多くの高校教員同様,私も雑務に追われる日々を送っています。しかし,「教える側は,教わる側以上に勉強すべき」という思いは捨てがたく,また教える側が歴史学の楽しさを知っていなければ,生徒諸君に歴史の本当の楽しさを伝えることはできません。そう思い続け,日常の雑事に埋没して勉強を忘れることのないよう,ささやかな抵抗を続けてきました。
振り返れば,大学生のときに宮崎市定先生の『中国史』上下(岩波書店)を読んで以来,中国に,宋という時代に,とりわけ兵士たちに関心を持ち,勉強を続けてきました。

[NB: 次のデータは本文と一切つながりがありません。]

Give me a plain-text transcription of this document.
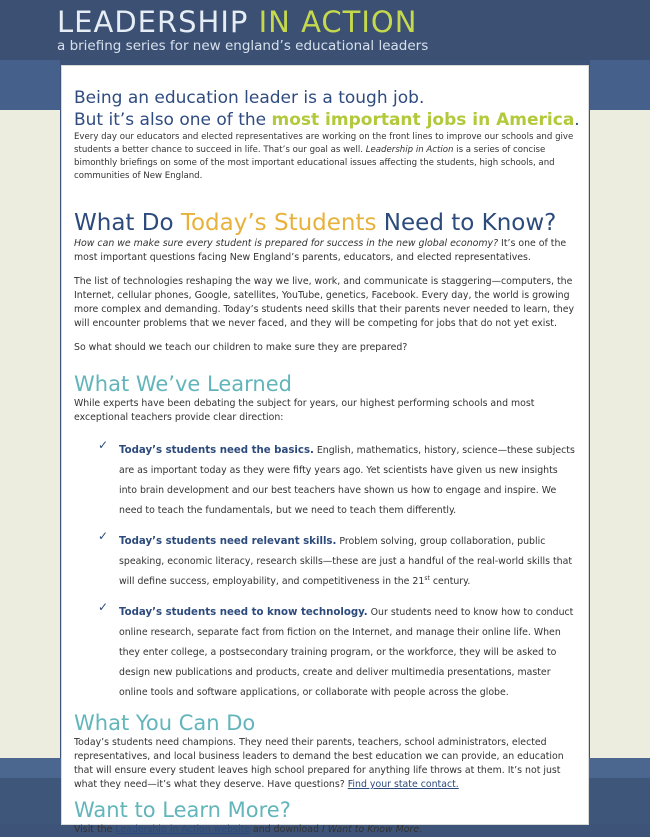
LEADERSHIP IN ACTION
a briefing series for new england’s educational leaders
Being an education leader is a tough job.
But it’s also one of the most important jobs in America.
Every day our educators and elected representatives are working on the front lines to improve our schools and give students a better chance to succeed in life. That’s our goal as well. Leadership in Action is a series of concise bimonthly briefings on some of the most important educational issues affecting the students, high schools, and communities of New England.
What Do Today’s Students Need to Know?
How can we make sure every student is prepared for success in the new global economy? It’s one of the most important questions facing New England’s parents, educators, and elected representatives.
The list of technologies reshaping the way we live, work, and communicate is staggering—computers, the Internet, cellular phones, Google, satellites, YouTube, genetics, Facebook. Every day, the world is growing more complex and demanding. Today’s students need skills that their parents never needed to learn, they will encounter problems that we never faced, and they will be competing for jobs that do not yet exist.
So what should we teach our children to make sure they are prepared?
What We’ve Learned
While experts have been debating the subject for years, our highest performing schools and most exceptional teachers provide clear direction:
✓ Today’s students need the basics. English, mathematics, history, science—these subjects are as important today as they were fifty years ago. Yet scientists have given us new insights into brain development and our best teachers have shown us how to engage and inspire. We need to teach the fundamentals, but we need to teach them differently.
✓ Today’s students need relevant skills. Problem solving, group collaboration, public speaking, economic literacy, research skills—these are just a handful of the real-world skills that will define success, employability, and competitiveness in the 21st century.
✓ Today’s students need to know technology. Our students need to know how to conduct online research, separate fact from fiction on the Internet, and manage their online life. When they enter college, a postsecondary training program, or the workforce, they will be asked to design new publications and products, create and deliver multimedia presentations, master online tools and software applications, or collaborate with people across the globe.
What You Can Do
Today’s students need champions. They need their parents, teachers, school administrators, elected representatives, and local business leaders to demand the best education we can provide, an education that will ensure every student leaves high school prepared for anything life throws at them. It’s not just what they need—it’s what they deserve. Have questions? Find your state contact.
Want to Learn More?
Visit the Leadership in Action website and download I Want to Know More.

もちろん,研究で食べていける身分ではありませんし,おまけに世界史というやっかいな(?)科目を担当していますので,中国以外のことも学ばなければなりません。しかし,一方で中国史研究という土台を維持し(かなり危ういですが,,,),「歴史」を学ぶことを忘れず,生徒諸君に「歴史」(「受験のためだけの世界史」ではない)を語り続けてきました。こうした姿勢は,市場原理に基づく効率主義とは正反対ですが,本来の学びは,「最小の努力で最大の効果」などという効率主義は通用しないと思っています。
今回,「兵士たちの中国史」という題名で,連載をはじめさせていただくこととなりました。